Carnets du LARHRA

Introduction

Laurent Baridon

1Les organisateurs de la journée d’études doctorales du 23 septembre 2014 ont choisi de s’intéresser aux « sources architecturales », c’est à dire aux sources qui permettent d’étudier les bâtiments ainsi qu’aux édifices considérés comme des sources pour une étude historique. Le sujet peut en effet être envisagé de deux façons différentes, qui correspondent à deux niveaux d’analyse. Le premier, d’ordre méthodologique, consiste à recenser et à caractériser les sources qui servent à faire l’histoire d’un édifice ou d’un cadre urbain dans toutes ses dimensions. Mais il peut être également envisagé d’un point de vue plus épistémologique : comment la production architecturale constitue-t-elle une catégorie de sources qui permet d’étudier une société à un moment de son histoire ? Ces deux niveaux d’analyse sont étroitement liés, mais ils recouvrent des approches et des méthodes très diverses dont les contributions qui suivent rendent parfaitement compte.
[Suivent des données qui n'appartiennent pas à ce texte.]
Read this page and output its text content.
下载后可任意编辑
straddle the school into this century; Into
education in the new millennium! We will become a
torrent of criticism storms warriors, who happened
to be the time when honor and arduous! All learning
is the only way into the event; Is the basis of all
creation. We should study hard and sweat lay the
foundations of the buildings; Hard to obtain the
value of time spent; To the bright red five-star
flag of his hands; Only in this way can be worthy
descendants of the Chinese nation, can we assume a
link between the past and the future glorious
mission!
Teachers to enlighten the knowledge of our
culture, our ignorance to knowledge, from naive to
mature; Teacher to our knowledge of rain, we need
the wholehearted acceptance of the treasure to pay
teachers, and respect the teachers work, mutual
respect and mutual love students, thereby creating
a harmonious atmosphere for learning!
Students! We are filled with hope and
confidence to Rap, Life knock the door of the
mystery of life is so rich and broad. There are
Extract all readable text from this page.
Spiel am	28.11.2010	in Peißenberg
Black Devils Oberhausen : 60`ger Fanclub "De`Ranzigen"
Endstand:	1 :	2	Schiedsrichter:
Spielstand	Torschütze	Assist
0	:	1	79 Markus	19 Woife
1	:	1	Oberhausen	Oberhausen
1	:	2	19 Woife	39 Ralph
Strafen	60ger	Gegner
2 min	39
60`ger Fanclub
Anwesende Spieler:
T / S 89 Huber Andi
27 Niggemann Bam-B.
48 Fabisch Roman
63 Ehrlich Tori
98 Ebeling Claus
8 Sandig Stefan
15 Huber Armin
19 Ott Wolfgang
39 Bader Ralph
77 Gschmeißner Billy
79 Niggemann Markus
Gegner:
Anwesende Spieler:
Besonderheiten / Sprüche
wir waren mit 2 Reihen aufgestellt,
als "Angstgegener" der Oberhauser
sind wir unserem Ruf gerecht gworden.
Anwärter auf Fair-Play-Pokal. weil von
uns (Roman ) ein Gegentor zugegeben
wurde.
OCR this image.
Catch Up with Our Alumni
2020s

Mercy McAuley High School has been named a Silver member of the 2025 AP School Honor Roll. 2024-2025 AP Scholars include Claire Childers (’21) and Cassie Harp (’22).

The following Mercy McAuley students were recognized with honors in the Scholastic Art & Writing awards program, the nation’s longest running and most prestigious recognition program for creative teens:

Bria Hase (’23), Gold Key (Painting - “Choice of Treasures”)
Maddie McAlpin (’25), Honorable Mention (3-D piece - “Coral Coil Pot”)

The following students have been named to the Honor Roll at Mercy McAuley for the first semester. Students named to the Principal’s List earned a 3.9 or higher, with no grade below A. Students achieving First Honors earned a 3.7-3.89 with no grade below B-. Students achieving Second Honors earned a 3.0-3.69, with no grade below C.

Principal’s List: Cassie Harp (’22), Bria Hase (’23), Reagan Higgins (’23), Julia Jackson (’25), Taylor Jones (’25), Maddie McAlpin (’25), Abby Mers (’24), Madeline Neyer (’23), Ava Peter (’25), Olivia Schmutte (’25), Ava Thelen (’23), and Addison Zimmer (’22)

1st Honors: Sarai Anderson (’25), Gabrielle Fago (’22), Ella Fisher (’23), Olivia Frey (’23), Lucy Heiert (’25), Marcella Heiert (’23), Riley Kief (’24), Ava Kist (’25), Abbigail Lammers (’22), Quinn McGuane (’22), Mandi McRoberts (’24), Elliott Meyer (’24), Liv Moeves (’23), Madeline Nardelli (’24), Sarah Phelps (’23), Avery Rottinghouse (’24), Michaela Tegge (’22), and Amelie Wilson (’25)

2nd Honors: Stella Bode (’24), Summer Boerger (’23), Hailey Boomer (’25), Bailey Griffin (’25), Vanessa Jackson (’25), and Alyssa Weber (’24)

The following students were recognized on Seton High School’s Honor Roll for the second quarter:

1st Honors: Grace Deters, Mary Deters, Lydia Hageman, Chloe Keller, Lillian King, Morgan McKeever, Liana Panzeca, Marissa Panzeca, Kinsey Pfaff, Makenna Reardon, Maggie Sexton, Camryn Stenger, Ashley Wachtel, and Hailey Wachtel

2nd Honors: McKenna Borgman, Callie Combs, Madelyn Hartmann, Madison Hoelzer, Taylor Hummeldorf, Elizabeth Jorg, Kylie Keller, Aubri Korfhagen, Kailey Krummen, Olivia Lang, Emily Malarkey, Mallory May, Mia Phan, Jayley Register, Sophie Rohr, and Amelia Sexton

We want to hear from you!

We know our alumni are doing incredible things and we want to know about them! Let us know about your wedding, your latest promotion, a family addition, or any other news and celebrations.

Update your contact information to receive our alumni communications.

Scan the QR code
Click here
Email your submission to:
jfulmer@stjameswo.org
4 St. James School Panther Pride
2Avant d’en donner un aperçu, il convient de souligner la pertinence du projet en félicitant ses promoteurs pour leur initiative : Mario Cuxac, Marie Derrien, Fanny Giraudier, Nicolas Guyard, Solenn Huitric, Caroline Muller et Aurélien Zaragori. Le Larhra, par le nombre de ses chercheurs et de ses doctorants, peut en effet se consacrer à de nombreux sujets dont les six axes, les trois ateliers transversaux et les nombreux programmes en cours rendent bien compte. L’espace bâti et la ville y occupent une place importante, ce qui n’est guère surprenant, l’architecture étant en effet concernée par les grands champs de recherche qui structurent le savoir. Faisant incontesta-blement partie des arts et de la culture, elle touche également aux lettres et à la philosophie, ne serait-ce que parce qu’elle repose sur des théories qui ont souvent trait à la pensée politique. Les questions juridiques et économiques ne lui sont pas étrangères tant parce que la pratique de l’architecture l’exige que parce que sa réalisation a des effets sur le développement. Les sciences de la nature sont également mises à contribution par les architectes, parce qu’elles permettent de connaître les matériaux de l’architecture et de transformer ainsi la nature en artefacts – ce qui inclut depuis trois décennies des problématiques de développement durable. La biologie et la santé ont longtemps été citées par les architectes comme des domaines dans lesquels ils avaient leur rôle à jouer, en choisissant par exemple des sites salubres et des orientations bénéfiques pour les habitations et les villes. L’ingénierie et la technologie font partie du bagage nécessaire aux architectes pour concevoir et diriger la réalisation des structures. Enfin, l’architecture est naturellement liée aux Social sciences pour reprendre cette appellation très générale qui inclut la géographie, la sociologie, la science politique et, bien entendu, l’histoire.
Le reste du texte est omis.